Researchers recently completed data collection for the Healthy Communities Study (HCS). Led by Battelle and supported by the National Institutes of Health (NIH), the HCS is the first study of its kind to systematically examine the association between characteristics of community programs and policies targeting childhood obesity and children’s obesity-related outcomes.
The extensive study collected data from community leaders and households in 130 communities across the country. Battelle staff, along with more than 200 trained local data collectors, have completed:
- more than 5,000 household visits with parent/child pairs;
- more than 400 visits to schools to observe the nutrition and physical activity environment; and
- more than 1,400 interviews with key informants, including school personnel and staff from community non-profits, parks and recreation departments, and other organizations involved in youth programming and policies.
For household visits, researchers collected data about diet, physical activity, participation in community programs and other key metrics. In addition, researchers took measurements of height and weight for both parent and child and waist circumference for child participants. Information from medical records was abstracted for participating children where parental consent was obtained and the record could be retrieved. For a subset of child participants, more detailed measures of diet and physical activity (i.e., dietary recalls and use of an accelerometer) were gathered over a period of two visits.
Community key informant interviews documented the evolution of community programs and policies (CPP) related to diet and physical activity over the past ten years, including information on intervention strategies, CPP duration and estimated reach. Trained project staff visited participating schools to record observational data on the school nutrition and physical activity environment and conduct interviews with school personnel.
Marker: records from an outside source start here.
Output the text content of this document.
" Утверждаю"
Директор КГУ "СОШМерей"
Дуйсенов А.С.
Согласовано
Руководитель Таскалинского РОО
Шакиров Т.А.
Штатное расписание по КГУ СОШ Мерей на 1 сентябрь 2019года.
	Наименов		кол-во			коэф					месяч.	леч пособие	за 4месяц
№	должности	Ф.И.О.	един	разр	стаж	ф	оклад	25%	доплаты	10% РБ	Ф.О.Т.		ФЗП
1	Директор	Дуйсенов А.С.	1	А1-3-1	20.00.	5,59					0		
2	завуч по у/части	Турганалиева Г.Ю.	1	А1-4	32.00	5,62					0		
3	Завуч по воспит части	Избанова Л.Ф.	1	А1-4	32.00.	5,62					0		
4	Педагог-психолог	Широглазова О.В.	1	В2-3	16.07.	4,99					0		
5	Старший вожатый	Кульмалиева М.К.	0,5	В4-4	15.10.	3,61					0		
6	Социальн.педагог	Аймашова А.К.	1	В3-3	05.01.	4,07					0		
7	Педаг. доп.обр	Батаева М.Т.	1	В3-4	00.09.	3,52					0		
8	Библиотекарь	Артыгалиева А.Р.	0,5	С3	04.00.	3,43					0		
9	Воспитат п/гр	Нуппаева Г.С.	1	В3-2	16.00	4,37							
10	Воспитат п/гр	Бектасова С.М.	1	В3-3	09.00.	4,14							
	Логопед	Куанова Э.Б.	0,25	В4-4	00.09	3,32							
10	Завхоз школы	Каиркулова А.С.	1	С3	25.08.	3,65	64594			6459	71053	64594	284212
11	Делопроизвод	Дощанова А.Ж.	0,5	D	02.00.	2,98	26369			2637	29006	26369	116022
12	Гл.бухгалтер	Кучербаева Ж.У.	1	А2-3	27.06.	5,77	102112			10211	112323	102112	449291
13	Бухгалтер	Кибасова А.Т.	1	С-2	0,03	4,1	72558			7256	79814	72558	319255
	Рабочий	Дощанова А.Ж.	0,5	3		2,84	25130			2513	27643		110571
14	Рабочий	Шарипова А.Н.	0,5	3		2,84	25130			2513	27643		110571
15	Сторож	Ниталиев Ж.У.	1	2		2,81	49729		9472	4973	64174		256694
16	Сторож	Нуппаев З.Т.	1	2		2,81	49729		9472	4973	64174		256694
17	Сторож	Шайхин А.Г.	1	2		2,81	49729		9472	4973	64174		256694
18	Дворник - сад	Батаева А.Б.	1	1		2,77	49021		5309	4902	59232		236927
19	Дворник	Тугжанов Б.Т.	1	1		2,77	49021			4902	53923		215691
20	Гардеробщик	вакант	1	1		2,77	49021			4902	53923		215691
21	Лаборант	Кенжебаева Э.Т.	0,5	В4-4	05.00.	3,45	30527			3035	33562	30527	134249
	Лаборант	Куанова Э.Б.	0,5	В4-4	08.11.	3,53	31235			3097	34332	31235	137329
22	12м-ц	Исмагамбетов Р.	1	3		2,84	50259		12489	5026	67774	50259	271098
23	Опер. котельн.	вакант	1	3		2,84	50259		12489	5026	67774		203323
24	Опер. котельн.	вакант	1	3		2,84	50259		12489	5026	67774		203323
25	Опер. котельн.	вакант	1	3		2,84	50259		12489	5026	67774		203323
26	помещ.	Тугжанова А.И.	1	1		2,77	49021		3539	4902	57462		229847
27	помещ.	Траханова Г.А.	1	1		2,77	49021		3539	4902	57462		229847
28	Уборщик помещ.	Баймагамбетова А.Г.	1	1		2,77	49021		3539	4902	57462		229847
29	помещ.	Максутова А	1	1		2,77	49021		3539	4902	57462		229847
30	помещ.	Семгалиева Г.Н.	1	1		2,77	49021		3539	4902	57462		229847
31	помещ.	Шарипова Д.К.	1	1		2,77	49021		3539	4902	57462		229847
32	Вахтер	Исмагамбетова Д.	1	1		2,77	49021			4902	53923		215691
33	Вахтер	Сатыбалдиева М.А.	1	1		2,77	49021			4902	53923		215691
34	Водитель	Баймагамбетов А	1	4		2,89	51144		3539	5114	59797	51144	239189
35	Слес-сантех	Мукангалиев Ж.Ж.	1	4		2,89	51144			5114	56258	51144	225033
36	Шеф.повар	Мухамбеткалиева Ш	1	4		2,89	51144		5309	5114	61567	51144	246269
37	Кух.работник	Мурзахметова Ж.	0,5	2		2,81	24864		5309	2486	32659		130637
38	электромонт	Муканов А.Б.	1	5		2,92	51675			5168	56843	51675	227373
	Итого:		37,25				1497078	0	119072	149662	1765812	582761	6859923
Seven protocol papers completed as part of HCS will be published this fall in the American Journal of Preventative Medicine. Each of the seven papers describes a specific aspect of the study that taken together, present the full study as planned. Papers include:
- Study Rationale and Aims
- Study Design and Analysis
- Anthropometric Measures
- Community Programs and Policies
- Dietary Measures
- Physical Activity Measures
The collected data will be analyzed this fall and winter and study results will be published in 2016. The results will provide critical insights into what appears to be working to prevent childhood obesity in different types of communities, and help to inform public policy and design effective youth programs.
Battelle researchers are working with partners at the University of South Carolina, the University of Kansas and the University of California-Berkeley. The Robert Wood Johnson Foundation and the Centers for Disease Control and Prevention (CDC) are also partners in this study.